Judith’s words return to me once again. Testing me. Daring me. “What else has gone unnoticed?” I hear her ask, as if she is standing right beside me.

I look at each piece from far away then up close. I circle around, bear witness to what is there and what has been left for me to imagine: the effects on a landscape of wind and water, earthquakes and glaciers, of geological shifts and faults. Scars etched deep, perhaps by digging and plowing, by drilling and hollowing out, by building fences and strip malls and housing developments on acres of sold-off farmland. 

In my mind, I wander.

It is all a matter of perspective. Point of view. 


“Isn’t she looking for some way to make it make sense?” Judith asks, somewhere near the middle of The Circus Train. I study her practiced meandering: a sudden shift from first person to third, then, on the next page, a slide into second. I follow closely. Join her at each standpoint from which she sees and considers and interprets.


That May, on our last drive through the mountains of West Virginia, we stop again at Coopers Rock, look out over sandstone cliffs down to the river gorge twelve hundred feet below.

My oldest daughter has graduated from college and is making her way from here to a new life in Manhattan. We stand side by side, our hands on the smooth pine guardrails along the edge of the lookout, and I think about how things change, about time, about distance and direction and miles clocked on odometers, about the evermore intangible idea of home. 

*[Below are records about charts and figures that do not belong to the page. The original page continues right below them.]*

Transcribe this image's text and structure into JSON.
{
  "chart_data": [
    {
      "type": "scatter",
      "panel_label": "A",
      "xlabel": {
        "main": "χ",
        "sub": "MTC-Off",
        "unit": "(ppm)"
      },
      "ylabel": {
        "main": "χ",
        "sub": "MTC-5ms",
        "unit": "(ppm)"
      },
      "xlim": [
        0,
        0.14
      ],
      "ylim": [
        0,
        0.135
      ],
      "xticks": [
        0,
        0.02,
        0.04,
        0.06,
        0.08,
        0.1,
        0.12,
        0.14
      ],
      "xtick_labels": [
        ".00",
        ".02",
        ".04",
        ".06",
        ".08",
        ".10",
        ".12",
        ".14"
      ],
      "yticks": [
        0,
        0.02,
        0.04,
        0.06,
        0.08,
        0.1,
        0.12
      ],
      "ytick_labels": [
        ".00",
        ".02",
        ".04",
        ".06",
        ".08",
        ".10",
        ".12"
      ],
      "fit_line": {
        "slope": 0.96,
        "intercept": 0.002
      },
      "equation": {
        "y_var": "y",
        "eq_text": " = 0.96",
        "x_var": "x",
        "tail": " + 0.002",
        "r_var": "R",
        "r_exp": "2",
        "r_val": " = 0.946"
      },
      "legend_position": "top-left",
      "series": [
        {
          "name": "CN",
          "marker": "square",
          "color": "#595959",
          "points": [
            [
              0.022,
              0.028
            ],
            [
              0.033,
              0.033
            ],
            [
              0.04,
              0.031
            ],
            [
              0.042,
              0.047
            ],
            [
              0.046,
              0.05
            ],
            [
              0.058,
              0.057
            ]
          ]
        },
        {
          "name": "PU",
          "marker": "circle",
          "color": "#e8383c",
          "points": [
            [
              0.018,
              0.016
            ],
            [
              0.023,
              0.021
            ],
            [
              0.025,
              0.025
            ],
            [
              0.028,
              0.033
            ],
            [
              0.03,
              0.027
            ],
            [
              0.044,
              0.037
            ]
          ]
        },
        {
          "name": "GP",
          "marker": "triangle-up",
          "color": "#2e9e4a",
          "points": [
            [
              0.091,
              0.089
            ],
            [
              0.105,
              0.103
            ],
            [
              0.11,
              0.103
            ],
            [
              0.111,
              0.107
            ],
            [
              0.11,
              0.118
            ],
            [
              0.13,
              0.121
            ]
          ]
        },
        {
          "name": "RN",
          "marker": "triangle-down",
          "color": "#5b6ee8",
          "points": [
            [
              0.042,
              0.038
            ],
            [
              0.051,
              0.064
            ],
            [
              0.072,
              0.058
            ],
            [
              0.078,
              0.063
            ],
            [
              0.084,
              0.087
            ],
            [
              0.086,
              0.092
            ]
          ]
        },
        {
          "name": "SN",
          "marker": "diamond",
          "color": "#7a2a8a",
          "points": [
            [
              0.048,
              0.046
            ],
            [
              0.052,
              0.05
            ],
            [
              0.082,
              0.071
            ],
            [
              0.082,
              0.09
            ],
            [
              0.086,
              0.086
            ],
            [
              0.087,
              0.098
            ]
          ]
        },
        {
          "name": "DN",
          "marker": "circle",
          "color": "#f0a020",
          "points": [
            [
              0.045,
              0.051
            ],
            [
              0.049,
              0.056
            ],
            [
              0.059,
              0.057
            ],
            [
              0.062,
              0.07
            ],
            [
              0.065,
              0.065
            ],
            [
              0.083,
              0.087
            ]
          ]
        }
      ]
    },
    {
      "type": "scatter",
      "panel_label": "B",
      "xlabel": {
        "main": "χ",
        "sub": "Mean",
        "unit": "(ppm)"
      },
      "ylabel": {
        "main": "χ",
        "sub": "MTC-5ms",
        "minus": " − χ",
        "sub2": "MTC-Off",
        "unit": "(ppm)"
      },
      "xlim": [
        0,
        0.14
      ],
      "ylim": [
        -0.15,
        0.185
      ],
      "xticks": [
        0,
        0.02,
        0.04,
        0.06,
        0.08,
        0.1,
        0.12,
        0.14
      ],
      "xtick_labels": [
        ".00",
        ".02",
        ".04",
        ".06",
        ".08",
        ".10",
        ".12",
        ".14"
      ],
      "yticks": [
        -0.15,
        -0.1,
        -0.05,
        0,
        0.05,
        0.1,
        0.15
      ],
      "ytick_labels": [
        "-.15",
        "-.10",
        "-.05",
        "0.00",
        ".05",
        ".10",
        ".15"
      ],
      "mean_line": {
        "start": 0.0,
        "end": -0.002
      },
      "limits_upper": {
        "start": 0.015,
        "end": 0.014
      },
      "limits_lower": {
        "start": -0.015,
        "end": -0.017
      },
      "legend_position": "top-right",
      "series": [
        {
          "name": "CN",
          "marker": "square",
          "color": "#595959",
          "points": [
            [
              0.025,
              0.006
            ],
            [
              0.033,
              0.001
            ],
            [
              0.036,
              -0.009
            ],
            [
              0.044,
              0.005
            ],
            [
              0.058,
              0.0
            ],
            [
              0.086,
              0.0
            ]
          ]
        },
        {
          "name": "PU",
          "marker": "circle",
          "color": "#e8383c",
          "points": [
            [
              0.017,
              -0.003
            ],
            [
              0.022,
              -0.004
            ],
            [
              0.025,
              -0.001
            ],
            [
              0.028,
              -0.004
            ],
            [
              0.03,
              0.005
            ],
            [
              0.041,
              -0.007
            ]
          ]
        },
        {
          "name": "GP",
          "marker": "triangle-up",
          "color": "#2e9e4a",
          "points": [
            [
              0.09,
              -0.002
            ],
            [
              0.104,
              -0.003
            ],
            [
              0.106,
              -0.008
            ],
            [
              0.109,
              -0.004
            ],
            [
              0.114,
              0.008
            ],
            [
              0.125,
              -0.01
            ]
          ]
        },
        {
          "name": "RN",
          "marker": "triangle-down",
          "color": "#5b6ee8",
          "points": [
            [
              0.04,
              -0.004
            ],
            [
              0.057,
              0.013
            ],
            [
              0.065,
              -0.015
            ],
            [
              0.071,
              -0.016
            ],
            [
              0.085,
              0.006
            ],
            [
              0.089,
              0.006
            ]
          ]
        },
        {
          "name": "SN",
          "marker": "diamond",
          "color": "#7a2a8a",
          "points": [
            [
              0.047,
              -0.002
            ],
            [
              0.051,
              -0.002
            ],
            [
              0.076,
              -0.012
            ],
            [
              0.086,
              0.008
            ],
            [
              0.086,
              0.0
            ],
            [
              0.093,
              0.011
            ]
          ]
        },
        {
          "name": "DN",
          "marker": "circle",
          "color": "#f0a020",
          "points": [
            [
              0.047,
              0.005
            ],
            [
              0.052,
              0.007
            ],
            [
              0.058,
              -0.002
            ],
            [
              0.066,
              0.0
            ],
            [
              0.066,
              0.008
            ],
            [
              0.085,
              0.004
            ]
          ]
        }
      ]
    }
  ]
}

The sound of water rushing through the canyon, wearing through solid rock, reminds me how so much of what happens is bound and fated long before.

I turn back as we leave, knowing I may never see this place again. At that moment, the clouds seem to almost touch the high cliffs. Vast plumes hang thick and heavy, and I wonder what Judith would make of this sky. Maybe she would call it alabaster. Or milk glass. Or bone.


Weeks later, on the beaches of Cumberland Island just after a storm, I stand over the skeleton of a dolphin, its body decaying in the sand. The waves have left behind a fringe of sea foam along the shore. Blooms of algae cover tangles of kelp, driftwood, egg cases of the knobbed whelk.

I have taken her lessons with me, out to this remote place. Here, I can stop the rush of everything; I can listen and look more closely. With a stick, I lift open the dolphin’s long maxilla, count the cone-shaped teeth. I pry apart the spine, slip vertebrae into my pockets like souvenirs.

I keep walking, discover one still life after another. They are mine to study. The shell of a horseshoe crab. The beak of a Spoonbill. Bones of the Wood Stork.

At home, in a bucket of bleach, I soak all of the bones I’ve collected, admire how white I am able to get each one.

“White is the color of faith,” Judith has written somewhere. And I remember. And here, surrounded by these bones, this remembering becomes a meditation. Quietly, I fill a bowl with the shells I’ve gathered, moon snails and heart cockles, inside each one, the sheen of opal and pearl.


I begin to wake early each day, greet the silence. In our new home, surrounded by the natural world, I learn to distinguish one birdsong from another, to lure sparrows and finches with seed. I take note as Mourning Doves peck below the feeders, bustle and flap. In this way, I grieve. I stay perfectly still. 

Cardinals dash out from under the cover of a long-leafed Rhododendron, a flash of red across the lawn, their whistles, a series of syllables in code.


There are sounds a season makes, ways it insists on being heard.
 Today, it is one year since she died. I have returned to the woods along the Schuylkill River, to the ghost tree and the bench nearby. I think it is quiet, until I hear her in the rustle of leaves: listen. A gentle wind whispers questions in the sway of half-undressed trees: “Remember?” “See?” “Left alone, who would I like to be?”

The temperature is unseasonably warm, unlike this day last year when I wore a hat, gloves and a scarf, when I shivered as I sat here carefully recording the day in words I thought she might select.

Today, in the sun, even the light sweater I am wearing feels too warm.

I walk along Cattail Pond Trail, kick at piles of leaves to look underneath for the log where last year I had written her name and the date in permanent black marker. In this way, I had grieved. I had left behind a secret—a remembrance, a whisper, a repressed scream.